New research reveals insight into the impact sleep quality has on a person's immune system, and how it could be linked to the development of diseases such as obesity, diabetes, and cardiovascular diseases.
The study, published in The Journal of Immunology, found that even a single night of 24-hour sleep deprivation in young, lean, and healthy individuals altered the profile of immune cells that help regulate the immune system to resemble that of individuals with obesity - a condition known to drive chronic inflammation. This suggests that the immune system is highly sensitive to sleep and may adapt rapidly to changes in sleep pattern. According to the researchers, if these shifts persist, they could contribute to long-term inflammatory states and increase the risk of disease.
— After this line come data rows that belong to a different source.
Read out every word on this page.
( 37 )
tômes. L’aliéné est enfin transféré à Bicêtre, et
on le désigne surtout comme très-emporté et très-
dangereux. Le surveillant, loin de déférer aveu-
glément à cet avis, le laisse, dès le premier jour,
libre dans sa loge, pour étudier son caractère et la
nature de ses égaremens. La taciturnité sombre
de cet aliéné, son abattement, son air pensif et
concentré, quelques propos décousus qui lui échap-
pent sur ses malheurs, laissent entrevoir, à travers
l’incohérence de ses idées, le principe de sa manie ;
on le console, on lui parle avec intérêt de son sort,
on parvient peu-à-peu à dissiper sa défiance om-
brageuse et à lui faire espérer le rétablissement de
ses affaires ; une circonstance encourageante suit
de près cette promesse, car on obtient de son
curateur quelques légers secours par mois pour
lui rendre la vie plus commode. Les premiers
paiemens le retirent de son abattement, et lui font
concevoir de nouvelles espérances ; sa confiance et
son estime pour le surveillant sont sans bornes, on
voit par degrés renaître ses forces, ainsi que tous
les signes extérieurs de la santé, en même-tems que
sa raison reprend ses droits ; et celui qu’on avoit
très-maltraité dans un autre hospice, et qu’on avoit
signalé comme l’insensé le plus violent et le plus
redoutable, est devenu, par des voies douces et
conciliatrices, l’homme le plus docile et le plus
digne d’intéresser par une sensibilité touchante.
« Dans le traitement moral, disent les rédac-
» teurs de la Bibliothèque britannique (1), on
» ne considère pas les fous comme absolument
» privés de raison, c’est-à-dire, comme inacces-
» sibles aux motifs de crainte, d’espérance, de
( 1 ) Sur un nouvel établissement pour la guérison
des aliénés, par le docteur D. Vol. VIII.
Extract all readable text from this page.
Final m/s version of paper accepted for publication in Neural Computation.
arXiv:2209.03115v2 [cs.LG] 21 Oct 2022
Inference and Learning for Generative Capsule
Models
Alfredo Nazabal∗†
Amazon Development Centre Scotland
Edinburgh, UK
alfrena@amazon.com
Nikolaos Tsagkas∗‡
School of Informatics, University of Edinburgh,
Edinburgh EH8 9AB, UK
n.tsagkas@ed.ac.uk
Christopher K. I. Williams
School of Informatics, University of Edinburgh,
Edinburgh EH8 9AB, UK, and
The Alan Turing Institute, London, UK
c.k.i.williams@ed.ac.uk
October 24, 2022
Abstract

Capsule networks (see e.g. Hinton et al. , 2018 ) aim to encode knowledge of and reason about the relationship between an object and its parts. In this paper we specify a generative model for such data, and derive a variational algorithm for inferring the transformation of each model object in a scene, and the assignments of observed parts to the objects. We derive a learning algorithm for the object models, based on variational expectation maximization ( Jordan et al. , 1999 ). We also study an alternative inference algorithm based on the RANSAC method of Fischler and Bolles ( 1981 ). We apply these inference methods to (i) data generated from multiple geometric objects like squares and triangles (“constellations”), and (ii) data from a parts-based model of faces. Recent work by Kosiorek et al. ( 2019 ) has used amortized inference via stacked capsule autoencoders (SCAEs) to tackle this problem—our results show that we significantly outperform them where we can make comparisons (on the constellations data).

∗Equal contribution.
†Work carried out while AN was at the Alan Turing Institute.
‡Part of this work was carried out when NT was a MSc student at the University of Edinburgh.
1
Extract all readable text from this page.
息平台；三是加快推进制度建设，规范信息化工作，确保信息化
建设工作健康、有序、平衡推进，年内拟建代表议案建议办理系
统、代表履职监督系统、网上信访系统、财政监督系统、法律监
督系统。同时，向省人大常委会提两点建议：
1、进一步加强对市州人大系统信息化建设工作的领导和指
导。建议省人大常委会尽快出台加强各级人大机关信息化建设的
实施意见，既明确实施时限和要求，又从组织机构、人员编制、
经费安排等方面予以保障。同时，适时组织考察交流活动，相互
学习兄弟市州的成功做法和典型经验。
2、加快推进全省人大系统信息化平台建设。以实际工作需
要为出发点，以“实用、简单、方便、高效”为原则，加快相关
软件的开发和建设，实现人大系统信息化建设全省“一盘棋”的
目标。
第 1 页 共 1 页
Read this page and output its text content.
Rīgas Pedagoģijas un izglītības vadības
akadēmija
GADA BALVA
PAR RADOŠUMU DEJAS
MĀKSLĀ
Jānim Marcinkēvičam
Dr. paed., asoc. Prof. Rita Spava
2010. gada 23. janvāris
Substantial evidence exists linking sleep disorders and disturbances to an array of chronic conditions and morbidity, such as type 2 diabetes and cardiovascular diseases. It's also known that poor health outcomes can be driven by chronic inflammation but the direct influence of sleep on circulating immune cells, such as monocytes, is not as well understood.
Monocytes are a vital component of the innate immune system - the body's first line of defense that rapidly detects pathogens and kickstarts the immune response. There are three subsets of monocytes – classical, intermediate and non-classical monocytes. Non-classical monocytes patrol the body, sense and respond to inflammatory cues, and help to maintain and regulate the immune response.
In this study, the researchers from the Dasman Diabetes Institute, Kuwait City, Kuwait, analyzed the sleep patterns of 237 healthy adult participants of varying BMI, and took blood samples to profile the levels of different monocytes as well as markers of inflammation. They found that obese individuals had significantly lower sleep quality and higher chronic low-grade inflammation compared to the lean group. Non-classical monocytes were also increased significantly in obese participants, correlating with reduced sleep quality and elevated pro-inflammatory markers.
Five, healthy lean individuals also took part in a 24-hour sleep deprivation part of the study and had blood samples collected throughout. The researchers found that sleep deprivation altered the profile of monocytes like what was seen in obese participants, supporting the role of sleep health in modulating inflammation.
Dr Fatema Al-Rashed, who led the study, said: "Our findings underscore a growing public health challenge. Advancements in technology, prolonged screen time, and shifting societal norms are increasingly disruptive to regular sleeping hours. This disruption in sleep has profound implications for immune health and overall well-being."
The researchers next want to explore in greater detail the mechanisms linking sleep deprivation to immune changes. They also want to find out if interventions such as structured sleep therapies or technology-use guidelines can reverse these immune alterations.
"In the long term, we aim for this research to drive policies and strategies that recognize the critical role of sleep in public health. We envision workplace reforms and educational campaigns promoting better sleep practices, particularly for populations at risk of sleep disruption due to technological and occupational demands. Ultimately, this could help mitigate the burden of inflammatory diseases like obesity, diabetes, and cardiovascular diseases," said Dr Al-Rashed.
The research article is available for free on The Journal of Immunology website.